One of the worst performers on the Australian share market on Tuesday has been the Neuren Pharmaceuticals Ltd (ASX: NEU) share price.
The shares of the biopharmaceutical company developing therapies for brain injury, neurodevelopmental and neurodegenerative disorders are down a massive 44% to $1.50 in early afternoon trade.
What happened?
This morning Neuren Pharmaceuticals announced that it has entered into an exclusive North American license agreement with ACADIA Pharmaceuticals for the development and commercialisation of trofinetide for Rett syndrome and other indications.
According to the release, ACADIA plans to initiate a Phase 3 study of trofinetide for the treatment of Rett syndrome in the second half of 2019.
Neuren retains all rights to trofinetide outside of North America and will receive an upfront fee of US$10 million plus potential milestones of up to US$455 million and tiered, escalating, double-digit percentage royalties on net sales of trofinetide.
So why are Neuren Pharmaceuticals' shares being smashed today?
Whilst this deal has the potential to generate significant revenues in the future for the company, I suspect that the market is a little underwhelmed by the upfront payment received and perhaps the company that it has signed the deal with.

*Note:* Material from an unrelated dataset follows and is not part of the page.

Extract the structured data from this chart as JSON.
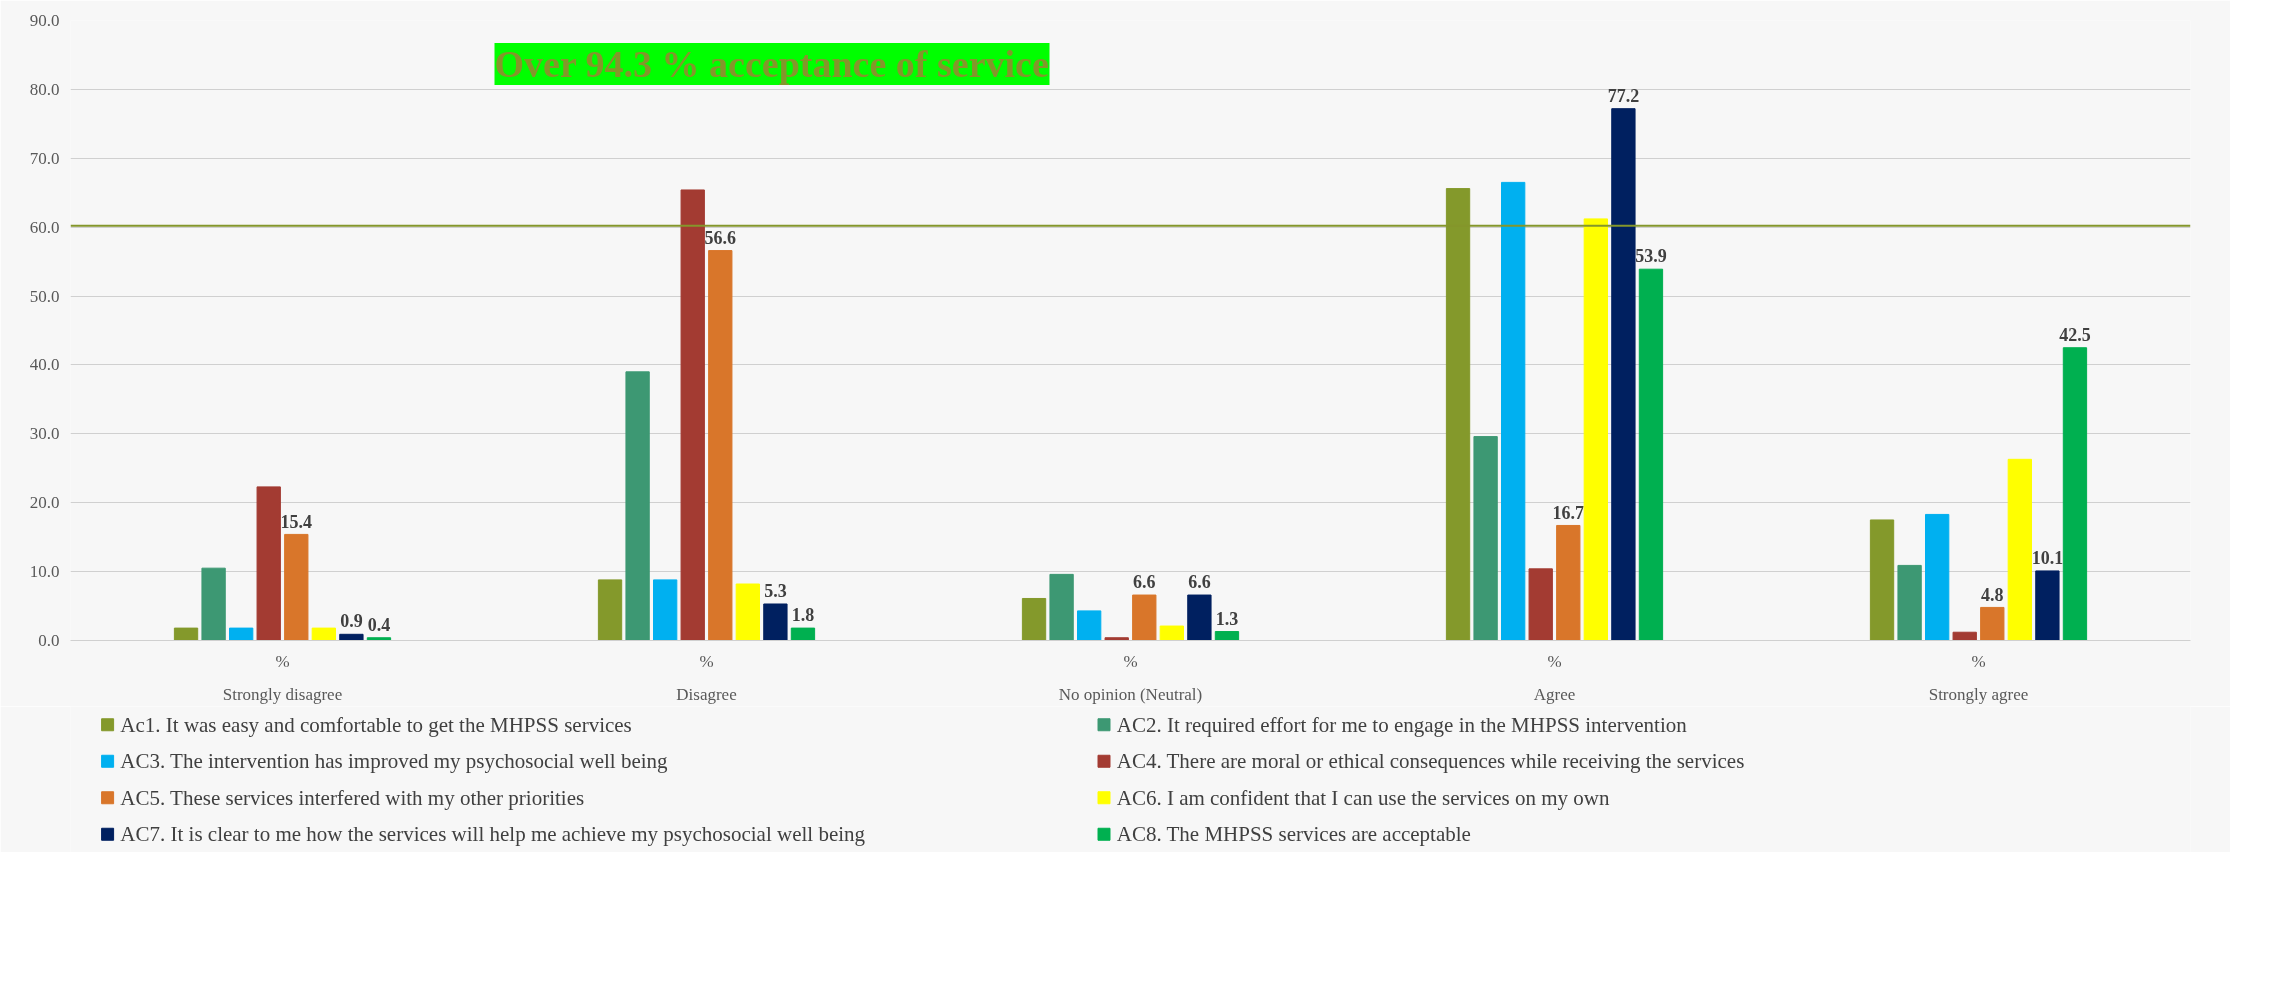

Management believes ACADIA is more than capable of developing this novel treatment for Rett syndrome patients, but it isn't a well-known pharmaceutical company that many had hoped Neuren would have teamed up with.
Should you buy the dip?
This selloff could arguably make Neuren a bargain buy if trofinetide is a success in the North American market. But there is still a long road ahead and success is far from guaranteed.
In light of this, I would hold off an investment for the time being and look at others that are already generating sizeable revenues such as CSL Limited (ASX: CSL) and Mayne Pharma Group Ltd (ASX: MYX).